Sono lì che penso a queste cose e mi sento toccare su una spalla. “Mister, mister!”. E’ Ahmed, come scopro di lì a poco, un caporale dell’esercito regolare siriano. Sono in una specie di bar, buio e pieno di gente o strana o armata, lungo la strada che somiglia a quello di Guerre Stellari. Ero assorto e non mi sono accorto che era arrivato un pullman di linea quasi interamente occupato da ragazzi che tornano a casa in licenza. Hanno le facce stravolte di chi da un bel po’ non dorme abbastanza, le divise luride, i kalashnikov in spalla. Sono scesi tutti per sgranchirsi le gambe e bere un tè o una simil-Coca. Ma la prima cosa che fanno, tutti, è telefonare alla mamma per dire: sto arrivando.
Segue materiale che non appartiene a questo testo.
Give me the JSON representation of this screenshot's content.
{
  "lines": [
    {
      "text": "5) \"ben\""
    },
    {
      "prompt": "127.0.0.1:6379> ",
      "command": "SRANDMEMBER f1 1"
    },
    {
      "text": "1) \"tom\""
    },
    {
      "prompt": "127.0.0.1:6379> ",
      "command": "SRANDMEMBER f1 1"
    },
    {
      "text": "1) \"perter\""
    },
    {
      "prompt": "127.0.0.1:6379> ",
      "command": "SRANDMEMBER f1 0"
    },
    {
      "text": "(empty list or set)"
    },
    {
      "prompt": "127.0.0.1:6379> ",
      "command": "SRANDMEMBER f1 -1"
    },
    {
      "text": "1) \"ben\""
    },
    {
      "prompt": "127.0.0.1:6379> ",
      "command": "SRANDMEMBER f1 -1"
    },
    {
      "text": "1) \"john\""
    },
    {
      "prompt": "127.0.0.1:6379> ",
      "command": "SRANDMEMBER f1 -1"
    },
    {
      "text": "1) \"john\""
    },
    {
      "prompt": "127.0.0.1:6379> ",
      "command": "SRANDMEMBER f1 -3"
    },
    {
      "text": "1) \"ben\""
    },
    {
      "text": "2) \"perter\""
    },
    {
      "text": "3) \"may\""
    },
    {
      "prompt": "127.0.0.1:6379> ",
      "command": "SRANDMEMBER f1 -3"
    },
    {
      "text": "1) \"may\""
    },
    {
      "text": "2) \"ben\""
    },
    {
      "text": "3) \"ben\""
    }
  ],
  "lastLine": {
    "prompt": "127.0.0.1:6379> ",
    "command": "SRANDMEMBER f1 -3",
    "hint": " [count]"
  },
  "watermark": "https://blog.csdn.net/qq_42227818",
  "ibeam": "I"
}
Ahmed è un bel tipo. Sulle spalle ha una sacca con la faccia di Che Guevara. “Good fighter!”, dice. Come sempre capita nelle guerre, lui è uno che c’è finito dentro con tutti e due i piedi perché non andava all’università (quindi niente rinvii, anche se ora son diventati più difficili), non aveva genitori importanti (quindi niente raccomandazioni) e neanche un lavoro vero, perché era il tuttofare in un piccolo ristorante col sogno di aprire un negozio tutto suo.

Coi sogni e basta si fa poca strada. La sua l’ha portato nell’esercito. Era tra quelli che hanno dovuto ritirarsi da Palmira, qualche settimana fa, e che dai siriani non simpatizzanti Daesh si stanno sentendo dire di tutto: traditori (l’insulto preferito), vigliacchi, idioti… Lui la spiega così: “Ci hanno fregati perché sono arrivati vestiti con le divise dei soldati russi, le sentinelle li hanno fatti passare e dopo era troppo tardi”. Chissà. Chi mi aiuta a tradurre fa una faccia… E in effetti confondere un medio militante Daesh con un caporale siberiano con gli occhi azzurri sembra un po’ difficile. Però non ho il coraggio di contestare la tesi di Ahmed. Aggrappato alla sacca di Che Guevara vedo solo un ragazzo che ha ancora 50 chilometri di pullman per arrivare a una piccola città persa nel nulla, passare una settimana con la mamma (che ha altri due figli più piccoli che magari finiranno sotto le armi anche loro) e poi tornare chissà dove, a sparare e farsi sparare. Che volete che se ne faccia delle nostre strategie?